All data in this workflow are processed as parameter groups, a high-level grouping used in AquaMatch for specific water quality measures found in the WQP. This document first describes selections made while downloading WQP data using the {dataRetrieval} package (De Cicco et al., 2023). It then walks through how the chlorophyll a, dissolved organic carbon (DOC), Secchi disc depth, and total suspended solids (TSS) parameter groups are each prepared (“pre-harmonization”), and then filtered and harmonized.

Note: for the purposes of this bookdown, many terms surrounded by backticks are column names from the dataset being referenced. Others are code snippets or data values. For those that are column names, a full list of definitions for columns present in the original WQP dataset can be found in Table 7 here.

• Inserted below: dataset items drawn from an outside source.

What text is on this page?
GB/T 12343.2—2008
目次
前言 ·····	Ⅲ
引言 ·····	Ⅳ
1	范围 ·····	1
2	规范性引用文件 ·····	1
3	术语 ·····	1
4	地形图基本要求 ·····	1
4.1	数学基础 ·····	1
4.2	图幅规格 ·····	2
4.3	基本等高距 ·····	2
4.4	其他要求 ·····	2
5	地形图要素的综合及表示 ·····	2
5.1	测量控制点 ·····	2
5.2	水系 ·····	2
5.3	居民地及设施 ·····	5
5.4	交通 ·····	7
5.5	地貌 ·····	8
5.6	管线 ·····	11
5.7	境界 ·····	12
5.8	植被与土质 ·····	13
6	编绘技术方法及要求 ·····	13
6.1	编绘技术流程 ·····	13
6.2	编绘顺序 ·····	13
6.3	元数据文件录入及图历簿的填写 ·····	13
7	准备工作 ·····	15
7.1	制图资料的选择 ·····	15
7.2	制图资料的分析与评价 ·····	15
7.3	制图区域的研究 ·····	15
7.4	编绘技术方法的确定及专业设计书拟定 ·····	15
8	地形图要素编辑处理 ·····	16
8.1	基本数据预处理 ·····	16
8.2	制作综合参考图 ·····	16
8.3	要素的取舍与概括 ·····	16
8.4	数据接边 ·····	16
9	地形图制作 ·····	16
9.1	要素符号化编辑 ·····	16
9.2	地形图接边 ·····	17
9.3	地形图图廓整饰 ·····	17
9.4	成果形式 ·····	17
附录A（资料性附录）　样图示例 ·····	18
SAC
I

Data are contributed to the WQP by a wide range of data providers (organizationIdentifier and organizationFormalName) with varying sampling and analysis methods and multiple characteristicNames. characteristicNames are defined by the WQP as:

The object, property, or substance which is evaluated or enumerated by either a direct field measurement, a direct field observation, or by laboratory analysis of material collected in the field.

Parameter groups are comprised of data from multiple characteristicNames in the WQP. For example, chlorophyll-related characteristicNamesinclude “Chlorophyll a”, “Chlorophyll a, corrected for pheophytin”, “Chlorophyll b”, and “Chlorophyll c” among several others. Only a subset of these characteristicNames are included in our “chlorophyll a” parameter group. As mentioned previously, measurements and observations within the WQP for a given parameter group are often sampled and analyzed using a variety of methods. Some of these methods for sampling and analysis are directly interoperable and others are not. The processing steps described within this bookdown walk through how we harmonize the data for each parameter group while flagging or removing data that may not have enough information associated with it. The product of this is a database of WQP entries with interoperability and reliability in mind.

The result of this harmonization procedure is two datasets per parameter group. The first is a harmonized dataset that includes all of the original WQP columns in addition to those introduced in this workflow. The second is the output of all harmonization steps, including aggregation to the mean value where simultaneous records occur. We define simultaneous records as those measured on the same day by the same organizationIndentifier at the same location with the same harmonized depth criteria. We believe that most users will only use this aggregated dataset, but we provide the unaggregated version for those who would like to make different decisions at any point in the tiering, flagging, or aggregation steps.